Comme le montrent nos baromètres, la distribution est un secteur fragile. La majorité des films ne couvrent pas l’investissement du distributeur. Leur profit ne repose que sur le succès d’une poignée de films. Si les frais d’édition de ces films à succès potentiel augmentent, leur rentabilité va diminuer. Et si leur sortie est reportée, les distributeurs vont avoir du mal à financer les pertes des films précédents.
La production, y compris celle de l’audiovisuel, est tout aussi touchée,. En effet, à ce jour, les assurances ne couvrent pas les risques d’épidémies. Il faudra que les assureurs et les pouvoirs publics imaginent et mettent en place au plus vite une réponse à cette lacune. Mais l’impact du virus sur le fonctionnement de notre société aura inévitablement des conséquences. Ainsi, le tournage du prochain film de François Ozon a dû être suspendu, par ce qu’il se passait en partie dans un hôpital. Ce genre d’impossibilité touchera sans doute de nombreux tournages, y compris audiovisuels. Ainsi, hier, dès 14h15, Michel Gomez, le responsable de la Mission cinéma de la ville de Paris, envoyait un mail à toutes les associations de techniciens :
« IMPORTANT, Bonjour, Suite au passage au stade 3 l’ensemble des TOURNAGES en cours et à venir sont SUSPENDUS jusqu’à nouvel ordre.Nous restons avec Arnaud et l’équipe de Parisfilm à votre disposition en particulier lorsqu’il faudra dans plusieurs semaines remettre en route l’activité et la planifier avec doigté.Bien à vous Michel Gomez Mission Cinéma »
L’audiovisuel, bien que ses spectateurs peuvent le consommer à domicile, est déjà touché. Le Mip-tv, le plus important marché du monde, qui devait avoir lieu à Cannes à la fin du mois, n’aura pas lieu. Cela aura un impact sur les ventes de programmes et donc sur les recettes des distributeurs et des producteurs. Il en sera de même de Série Mania, qui devait avoir lieu à Lille d’ici la fin du mois.
Bien entendu, tout le monde s’interroge sur le principal marché du monde, le Festival de Cannes, qui devait avoir lieu en mai à Cannes, comme chaque année. Là encore il est probable qu’il doive être annulé.
Les chaînes de télévision vont devoir bouleverser leur programmation : plus de public dans certaines émissions et certaines émissions en direct, tout particulièrement de grandes émissions de variétés, devront sans doute être reportées, voire annulées. Tout comme le tournage de séries et de feuilletons, pour les mêmes raisons que pour les films de cinéma. Les chaînes vont puiser dans leurs stocks et multiplier leurs rediffusions. Comme les français resteront confinés chez eux, l’audience ne va pas forcément être affectée. Puisque les salles de cinéma seront fermées elles pourraient demander une dérogation pour augmenter leur diffusion de films, notamment les jours interdits. Mais les grands vainqueurs seront Netflix et Amazon Prime.
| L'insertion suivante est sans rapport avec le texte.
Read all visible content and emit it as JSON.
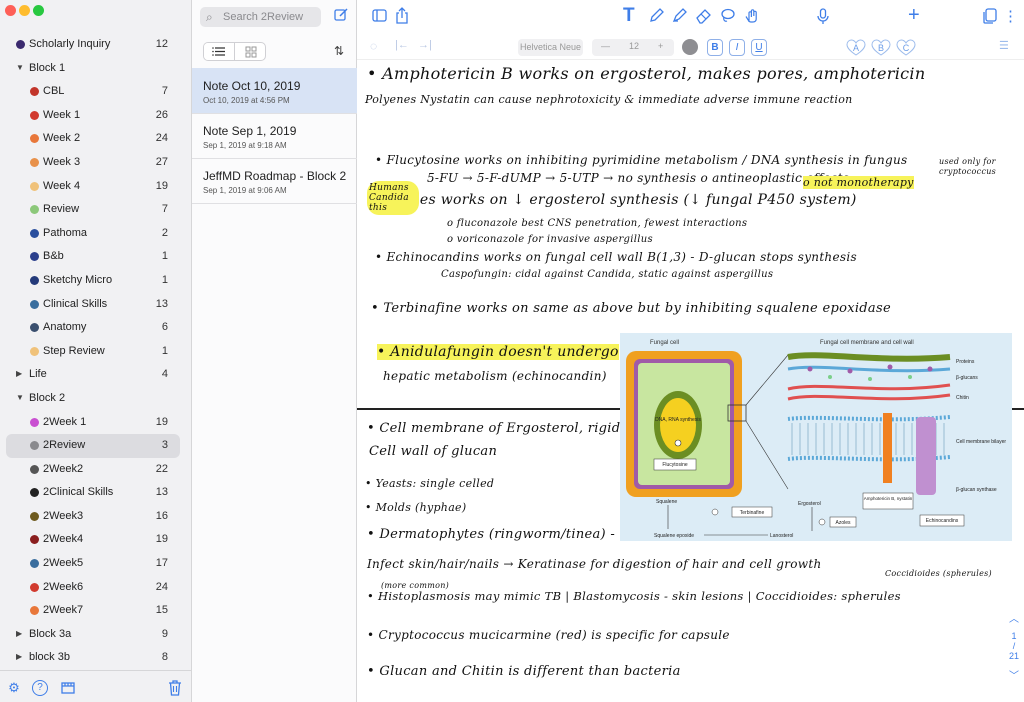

En fait, on n’a aucune idée de l’évolution de l’épidémie. Le fait qu’elle touche désormais des pays chauds de l’hémisphère sud laisse craindre qu’elle ne disparaitra pas avec la monté des températures.
Toutes les entreprises du secteur, comme de l’économie française, sont en crise.
Nos génération ont eu la chance de ne pas connaitre la guerre. Or, nous sommes confrontés à une véritable guerre. Et il nous faudra improviser une résistance comme ont dû et su le faire les britanniques en 1940.
Adieu à Jacques Dercourt
La semaine dernière a eu lieu la cérémonie d’adieu à Jacques Dercourt. Ce producteur de nombreux films de télévision était très aimé et admiré comme le prouvait la très grande assistance. Jacques était aussi un véritable patriarche d’une large famille réunissant trois générations. Au cours de son homélie le curé a parlé de l’action de Jacques en faveur des SDF, ce que, moi qui connaissait Jacques depuis les années 80, ne savait pas et alors que je me consacrais à la même action.